El Cenieh tiene una particularidad: un sello de instalación científico-técnica singular (ICTS), que significa que además de investigar tenemos que prestar servicio a la sociedad. Todas estas técnicas que usamos para descifrar el pasado pueden tener aplicación en el mundo industrial y tecnológico. Es un buen ejemplo de que el paleoantropólogo y el arqueólogo están acostumbrados a agudizar el ingenio, porque tratamos con pacientes que colaboran poco y tenemos que buscar la manera de maximizar la información que somos capaces de extraer de la evidencia que tenemos, que es poca. Esas tecnologías que estamos usando para exprimir al máximo los fósiles, como las técnicas de imagen y análisis 3D, pueden tener uso en otros campos.

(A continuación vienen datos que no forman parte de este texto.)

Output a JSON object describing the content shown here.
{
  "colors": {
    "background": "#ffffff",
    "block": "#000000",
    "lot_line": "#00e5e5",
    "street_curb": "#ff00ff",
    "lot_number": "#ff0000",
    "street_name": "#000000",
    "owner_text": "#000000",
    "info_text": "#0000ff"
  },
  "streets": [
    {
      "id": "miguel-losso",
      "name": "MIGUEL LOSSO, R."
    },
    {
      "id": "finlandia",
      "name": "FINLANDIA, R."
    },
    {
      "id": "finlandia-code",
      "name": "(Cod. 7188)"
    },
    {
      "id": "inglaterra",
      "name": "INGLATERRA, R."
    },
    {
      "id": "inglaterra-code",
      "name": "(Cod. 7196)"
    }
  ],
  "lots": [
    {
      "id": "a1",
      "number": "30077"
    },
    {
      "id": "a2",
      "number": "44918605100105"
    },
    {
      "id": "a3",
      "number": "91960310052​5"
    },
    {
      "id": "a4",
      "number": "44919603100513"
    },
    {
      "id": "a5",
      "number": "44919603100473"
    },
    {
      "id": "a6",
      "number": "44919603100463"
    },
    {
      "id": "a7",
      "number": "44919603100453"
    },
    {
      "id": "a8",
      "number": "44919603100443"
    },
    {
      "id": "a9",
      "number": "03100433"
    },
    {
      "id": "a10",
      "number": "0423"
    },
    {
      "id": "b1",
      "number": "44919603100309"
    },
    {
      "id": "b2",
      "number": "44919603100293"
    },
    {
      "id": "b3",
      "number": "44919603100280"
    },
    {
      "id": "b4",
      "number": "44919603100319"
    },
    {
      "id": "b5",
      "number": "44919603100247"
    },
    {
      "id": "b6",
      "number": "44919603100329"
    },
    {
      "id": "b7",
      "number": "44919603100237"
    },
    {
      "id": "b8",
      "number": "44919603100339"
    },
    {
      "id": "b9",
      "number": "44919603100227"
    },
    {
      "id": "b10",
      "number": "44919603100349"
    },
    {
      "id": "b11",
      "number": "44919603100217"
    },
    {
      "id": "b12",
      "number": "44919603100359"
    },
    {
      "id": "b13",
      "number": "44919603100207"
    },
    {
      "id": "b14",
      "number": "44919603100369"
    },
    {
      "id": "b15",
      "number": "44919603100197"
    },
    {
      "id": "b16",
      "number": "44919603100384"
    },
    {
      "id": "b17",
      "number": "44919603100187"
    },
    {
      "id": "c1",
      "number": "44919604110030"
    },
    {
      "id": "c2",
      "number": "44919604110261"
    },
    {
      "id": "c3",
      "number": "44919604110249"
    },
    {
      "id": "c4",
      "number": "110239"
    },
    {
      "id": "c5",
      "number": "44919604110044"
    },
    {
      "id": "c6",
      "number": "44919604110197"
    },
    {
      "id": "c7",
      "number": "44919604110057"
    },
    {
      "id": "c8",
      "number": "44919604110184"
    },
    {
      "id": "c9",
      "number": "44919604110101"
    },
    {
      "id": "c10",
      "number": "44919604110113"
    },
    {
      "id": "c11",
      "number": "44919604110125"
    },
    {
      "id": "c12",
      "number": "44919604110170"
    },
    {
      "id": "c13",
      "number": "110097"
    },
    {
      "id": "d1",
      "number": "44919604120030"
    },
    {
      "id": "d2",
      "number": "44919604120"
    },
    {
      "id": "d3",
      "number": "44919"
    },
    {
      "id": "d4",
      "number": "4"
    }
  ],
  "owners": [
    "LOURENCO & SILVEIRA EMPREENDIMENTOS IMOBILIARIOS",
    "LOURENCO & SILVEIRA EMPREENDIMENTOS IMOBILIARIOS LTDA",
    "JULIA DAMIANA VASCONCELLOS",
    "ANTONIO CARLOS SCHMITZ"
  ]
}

Decía usted que el ser humano ha cambiado muy poco. ¿Seguimos evolucionando?
Sí, pero es una evolución a nivel microscópico. Un ejemplo muy conocido y muy bonito, porque demuestra que la cultura puede acelerar la evolución, es el de nuestra capacidad para seguir bebiendo leche como adultos. La mutación que nos permite seguir digiriéndola es una singularidad del ser humano. Desde que nuestro estilo de vida se asocia a la ganadería, la presión selectiva favorece a aquellos que son capaces de explotar a los animales con los que conviven de manera habitual. Otro ejemplo es la inmunología, porque no debemos olvidar que la selección natural funciona también con los patógenos, como las bacterias. Vivimos una verdadera carrera armamentística: la bacteria muta, nosotros también, se crean las resistencias antibióticas… Las nuevas infecciones y pandemias son un ejemplo de que los genes siguen cambiando. Y también es interesante el cerebro. Siempre nos preguntamos si necesitamos que siga creciendo, pero lo que se ha observado es que desde el Holoceno el cerebro no solo no aumenta, sino que ha disminuido un poco. Quizá es que ya no necesitamos que nuestro cerebro sea tan grande, porque descansamos en el cerebro colectivo y en la tecnología, y tenemos la cultura escrita. Y otro cambio, que es inquietante, es que los humanos somos físicamente como versiones infantiles de nuestros ancestros. Se ha dicho que esa infantilización es la misma que encuentras cuando comparas a un espécimen salvaje con su versión domesticada. Desde que vivimos en comunidad, se ha producido un proceso de autodomesticación de nuestra especie: nos hemos convertido en versiones más dóciles de nosotros mismos para poder convivir y tolerarnos.